Sonja M. Spears, Judge (Ret.)
Sonja M. Spears is the Chief Justice and Equity Officer at the Union of Concerned Scientists. In her role, she coordinates, unifies, and enhances internal and external equity and justice commitments, leading the Justice, Equity, Diversity, and Inclusion (JEDI) office as a valued center for learning and evolving best practices and transformative change in systems, processes, and behaviors.
Before joining UCS, Sonja served as the Chief Equity and Inclusion Officer at Boston Health Care for the Homeless Program, where she led the organization's Justice Equity Diversity and Inclusion (JEDI) initiatives to center these principles throughout the program. She also previously practiced law in New Orleans, then was elected as a judge, beginning her tenure with her colleague as one of the two first black judges to ever serve on the First City Court of New Orleans. She served for twelve years before her retirement in 2010.

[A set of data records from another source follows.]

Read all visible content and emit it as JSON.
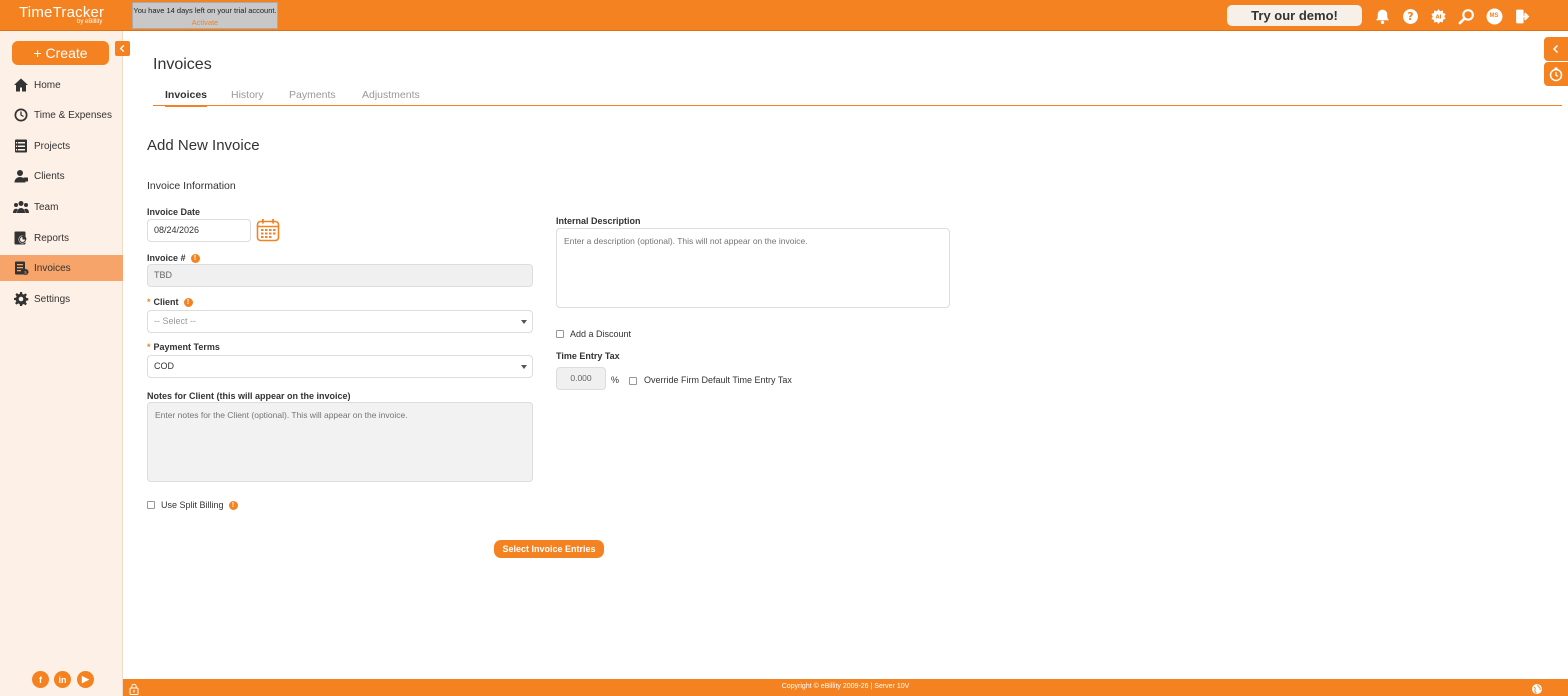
{
  "app": {
    "name": "TimeTracker",
    "sub": "by eBillity"
  },
  "trial": {
    "message": "You have 14 days left on your trial account.",
    "link": "Activate"
  },
  "header": {
    "demo_label": "Try our demo!",
    "avatar_initials": "MS",
    "icons": [
      "bell-icon",
      "help-icon",
      "ai-icon",
      "search-icon",
      "avatar",
      "logout-icon"
    ]
  },
  "sidebar": {
    "create_label": "+ Create",
    "items": [
      {
        "label": "Home",
        "icon": "home-icon"
      },
      {
        "label": "Time & Expenses",
        "icon": "clock-icon"
      },
      {
        "label": "Projects",
        "icon": "projects-icon"
      },
      {
        "label": "Clients",
        "icon": "clients-icon"
      },
      {
        "label": "Team",
        "icon": "team-icon"
      },
      {
        "label": "Reports",
        "icon": "reports-icon"
      },
      {
        "label": "Invoices",
        "icon": "invoices-icon",
        "active": true
      },
      {
        "label": "Settings",
        "icon": "gear-icon"
      }
    ],
    "social": [
      "f",
      "in",
      "▶"
    ]
  },
  "page": {
    "title": "Invoices",
    "tabs": [
      "Invoices",
      "History",
      "Payments",
      "Adjustments"
    ],
    "active_tab": "Invoices"
  },
  "form": {
    "title": "Add New Invoice",
    "section": "Invoice Information",
    "invoice_date": {
      "label": "Invoice Date",
      "value": "08/24/2026"
    },
    "invoice_number": {
      "label": "Invoice #",
      "value": "TBD"
    },
    "client": {
      "label": "Client",
      "value": "-- Select --"
    },
    "payment_terms": {
      "label": "Payment Terms",
      "value": "COD"
    },
    "notes": {
      "label": "Notes for Client (this will appear on the invoice)",
      "placeholder": "Enter notes for the Client (optional). This will appear on the invoice."
    },
    "split_billing": {
      "label": "Use Split Billing"
    },
    "internal_description": {
      "label": "Internal Description",
      "placeholder": "Enter a description (optional). This will not appear on the invoice."
    },
    "discount": {
      "label": "Add a Discount"
    },
    "time_entry_tax": {
      "label": "Time Entry Tax",
      "value": "0.000",
      "unit": "%",
      "override_label": "Override Firm Default Time Entry Tax"
    },
    "submit_label": "Select Invoice Entries"
  },
  "footer": {
    "copyright": "Copyright © eBillity 2009-26  |  Server 10V"
  },
  "colors": {
    "accent": "#f58220",
    "sidebar_bg": "#fdf0e6",
    "active_item": "#f6a46a"
  }
}
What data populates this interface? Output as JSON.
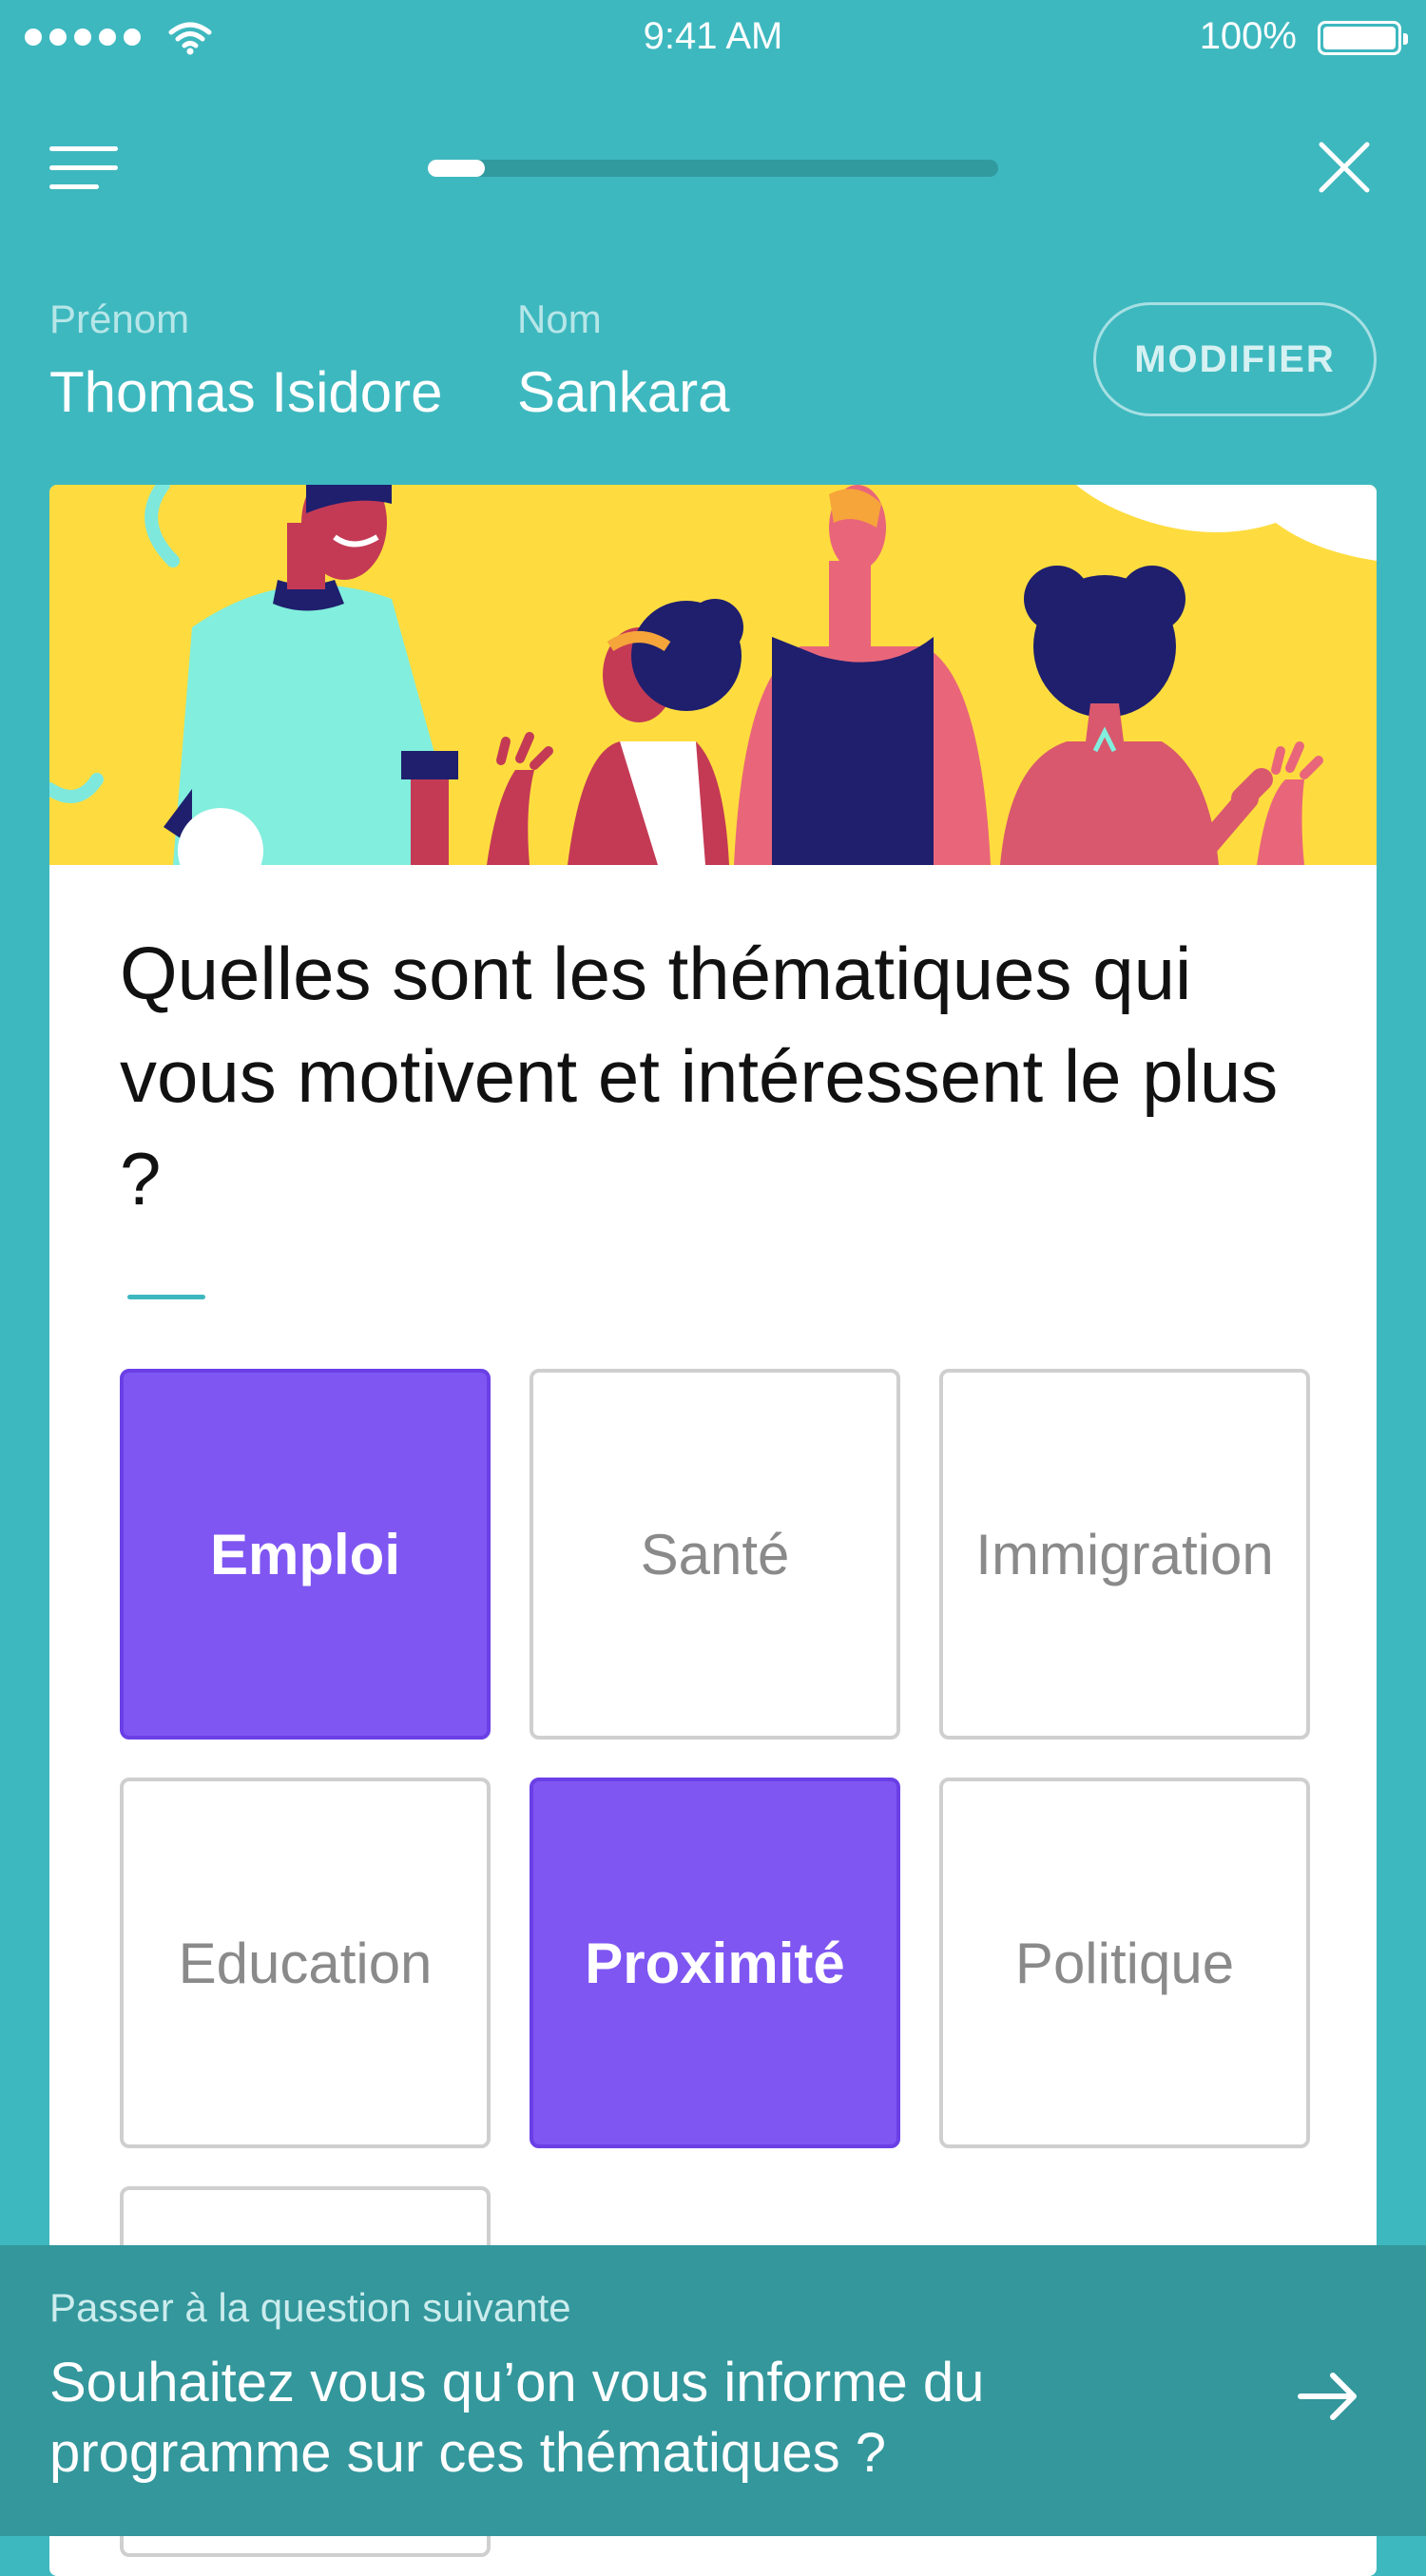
{
  "status_bar": {
    "time": "9:41 AM",
    "battery": "100%"
  },
  "nav": {
    "progress": 0.1
  },
  "profile": {
    "first_name_label": "Prénom",
    "first_name": "Thomas Isidore",
    "last_name_label": "Nom",
    "last_name": "Sankara",
    "modify_label": "MODIFIER"
  },
  "question": {
    "text": "Quelles sont les thématiques qui vous motivent et intéressent le plus ?"
  },
  "options": [
    {
      "label": "Emploi",
      "selected": true
    },
    {
      "label": "Santé",
      "selected": false
    },
    {
      "label": "Immigration",
      "selected": false
    },
    {
      "label": "Education",
      "selected": false
    },
    {
      "label": "Proximité",
      "selected": true
    },
    {
      "label": "Politique",
      "selected": false
    },
    {
      "label": "",
      "selected": false
    }
  ],
  "footer": {
    "hint": "Passer à la question suivante",
    "next_question": "Souhaitez vous qu’on vous informe du programme sur ces thématiques ?"
  },
  "colors": {
    "background": "#3eb8bf",
    "selected": "#7f56f2",
    "footer": "#33979c"
  }
}
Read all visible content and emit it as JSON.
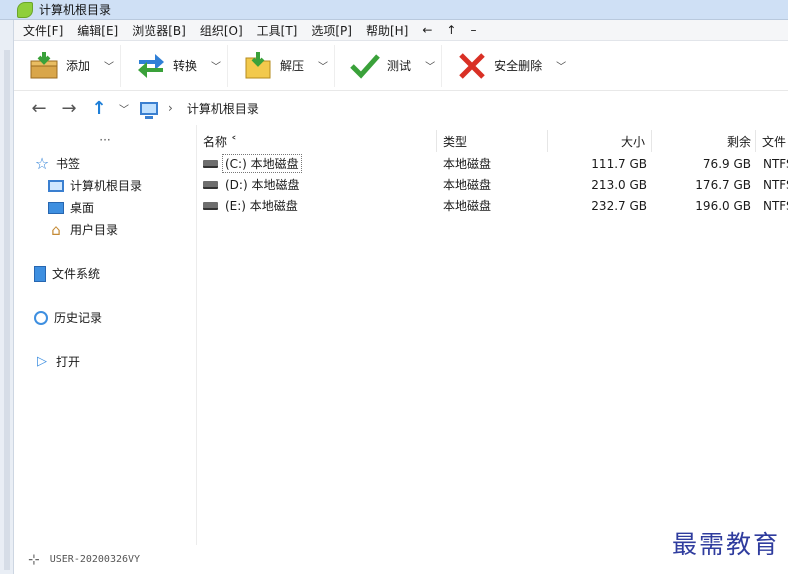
{
  "window": {
    "title": "计算机根目录"
  },
  "menu": [
    "文件[F]",
    "编辑[E]",
    "浏览器[B]",
    "组织[O]",
    "工具[T]",
    "选项[P]",
    "帮助[H]"
  ],
  "menu_symbols": [
    "←",
    "↑",
    "–"
  ],
  "toolbar": [
    {
      "label": "添加",
      "icon": "add-archive-icon"
    },
    {
      "label": "转换",
      "icon": "convert-icon"
    },
    {
      "label": "解压",
      "icon": "extract-icon"
    },
    {
      "label": "测试",
      "icon": "test-checkmark-icon"
    },
    {
      "label": "安全删除",
      "icon": "secure-delete-icon"
    }
  ],
  "address": {
    "crumb": "计算机根目录"
  },
  "sidebar": {
    "more": "···",
    "bookmarks": "书签",
    "items": [
      "计算机根目录",
      "桌面",
      "用户目录"
    ],
    "filesystem": "文件系统",
    "history": "历史记录",
    "open": "打开"
  },
  "columns": [
    "名称 ˂",
    "类型",
    "大小",
    "剩余",
    "文件"
  ],
  "rows": [
    {
      "name": "(C:) 本地磁盘",
      "type": "本地磁盘",
      "size": "111.7 GB",
      "free": "76.9 GB",
      "fs": "NTFS"
    },
    {
      "name": "(D:) 本地磁盘",
      "type": "本地磁盘",
      "size": "213.0 GB",
      "free": "176.7 GB",
      "fs": "NTFS"
    },
    {
      "name": "(E:) 本地磁盘",
      "type": "本地磁盘",
      "size": "232.7 GB",
      "free": "196.0 GB",
      "fs": "NTFS"
    }
  ],
  "status": {
    "host": "USER-20200326VY"
  },
  "watermark": "最需教育"
}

After her retirement from the bench, Sonja returned to her native Boston, Massachusetts and her alma mater Tufts University where she has taught in the Ex-College and with UEP since 2013. Additionally, she teaches with the Trial Advocacy Workshop at Harvard Law School and previously taught Trial Advocacy at Tulane Law School, where she graduated from, for nearly ten years.
Robert Terrell
Robert Terrell is a member of the Roxbury Neighborhood Council, the Madison Park Development Corporation Board of Directors, the Citizen's Housing and Planning Association's Policy Leadership Council, Action for Equity's Steering Committee, the Boston NAACP's Housing Committee, and the Assessment of Fair Housing's Community Advisory Committee.
Currently Mr. Terrell serves as the Fair Housing, Equity and Inclusion Officer at the Boston Housing Authority and previously as the Executive Director of the Fair Housing Center of Greater Boston. His most recent projects include an investigation of gentrification and displacement in Roxbury, Massachusetts; the creation of a new Article within the City of Boston's Zoning Code to help prevent gentrification and displacement within transit corridors and is participating in the creation of a new Assessment of Fair Housing for the City of Boston.